I mean it’s your list and I haven’t played it but I find it hard to believe that a game that looks like it could have come out on the NES is the best game of the decade.
Likewise, it's your sensibilities, but there are so many different levels that I disagree with this.
Personally, I feel that things are only good if they're done in a way that holds up regardless of trends, and if something holds up, it doesn't really make any difference what era it could have existed in (and I disagree anyways, Celeste's visuals could not have come out in the NES era, not that it would matter even if it could). The best of the modern era isn't necessarily any better than the best from thirty years ago in terms of beauty, value, and appreciation, in my opinion. Baseline/average playability/fidelity is something that gets smoother over time, but those factors are superficial at best. The things that actually matter more or less stay just as unlikely/challenging to pull off regardless of era (concepts, design, execution, art direction, tastefulness, personality), and because of that, the actual peak value/quality of games aren't guaranteed to meaningfully improve over time, in my opinion (although you might get solid ones on a more regular basis). For example, I would consider Tetris a superior game over something like The Last of Us (which I find pretty mediocre and uninteresting), personally, and there are older games that I find more visually impressive/aesthetically pleasing than The Last of Us 2 as well, despite its obvious technological advantages.
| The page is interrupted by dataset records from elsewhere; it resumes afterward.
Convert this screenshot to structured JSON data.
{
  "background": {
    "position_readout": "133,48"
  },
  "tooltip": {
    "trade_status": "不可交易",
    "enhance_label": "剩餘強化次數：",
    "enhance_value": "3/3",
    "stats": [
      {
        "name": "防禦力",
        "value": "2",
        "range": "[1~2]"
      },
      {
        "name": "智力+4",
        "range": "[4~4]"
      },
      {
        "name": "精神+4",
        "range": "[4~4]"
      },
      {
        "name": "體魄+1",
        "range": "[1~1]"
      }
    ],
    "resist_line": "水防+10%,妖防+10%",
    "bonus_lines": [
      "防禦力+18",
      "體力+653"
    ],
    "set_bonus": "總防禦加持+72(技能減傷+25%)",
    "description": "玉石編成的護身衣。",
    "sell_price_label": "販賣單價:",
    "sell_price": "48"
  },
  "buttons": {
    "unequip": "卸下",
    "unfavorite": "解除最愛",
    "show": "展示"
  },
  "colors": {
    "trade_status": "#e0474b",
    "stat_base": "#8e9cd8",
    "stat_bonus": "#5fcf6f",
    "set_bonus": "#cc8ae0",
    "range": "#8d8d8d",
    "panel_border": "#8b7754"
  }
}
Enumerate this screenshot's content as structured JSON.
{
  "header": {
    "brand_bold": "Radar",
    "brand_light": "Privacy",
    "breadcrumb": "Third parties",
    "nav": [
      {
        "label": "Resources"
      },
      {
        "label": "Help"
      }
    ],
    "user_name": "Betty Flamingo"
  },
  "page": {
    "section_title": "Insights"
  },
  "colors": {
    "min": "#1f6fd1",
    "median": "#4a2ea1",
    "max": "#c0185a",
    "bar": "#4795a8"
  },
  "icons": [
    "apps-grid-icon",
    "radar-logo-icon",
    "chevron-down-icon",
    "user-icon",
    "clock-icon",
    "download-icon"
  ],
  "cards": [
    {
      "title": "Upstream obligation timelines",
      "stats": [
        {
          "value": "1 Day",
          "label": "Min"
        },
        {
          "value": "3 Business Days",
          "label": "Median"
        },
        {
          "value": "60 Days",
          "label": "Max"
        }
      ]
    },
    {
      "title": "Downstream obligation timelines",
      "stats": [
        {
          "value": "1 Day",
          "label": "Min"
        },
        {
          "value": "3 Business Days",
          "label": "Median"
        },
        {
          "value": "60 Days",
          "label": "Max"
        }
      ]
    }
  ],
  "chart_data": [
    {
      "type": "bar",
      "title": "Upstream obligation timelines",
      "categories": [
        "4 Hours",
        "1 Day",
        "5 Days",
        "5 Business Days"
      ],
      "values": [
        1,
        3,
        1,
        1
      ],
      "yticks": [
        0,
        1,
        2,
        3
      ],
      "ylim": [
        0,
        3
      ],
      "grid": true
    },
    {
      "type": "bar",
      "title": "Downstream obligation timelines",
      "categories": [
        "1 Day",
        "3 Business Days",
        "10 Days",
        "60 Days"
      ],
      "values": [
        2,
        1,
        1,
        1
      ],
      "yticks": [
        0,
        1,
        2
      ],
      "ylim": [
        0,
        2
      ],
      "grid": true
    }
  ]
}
In my view, it's no different from how music or films from before the 70s can sometimes be way better overall than things that get praised today (or say, how hand-drawn animation can sometimes visually look better than the cutting edge Pixar stuff-- Akira > The Incredibles 2, for example). It's not just better cameras/recording technology = better films/music.
On top of that, Celeste isn't an old game, so that give and take doesn't even exist. It fixes the superficial disadvantages of past eras that barely even matters in the first place, and great pixel art looks way better than ultra-life-like 3D, IMO. Ironically, the aesthetically ugliest part of Celeste is probably the high resolution portrait art,
which looks amateurish and not well drawn compared to the immaculate spritework, and I would argue that the story (which is still solid) holds it back for me more than the mechanics or visuals do.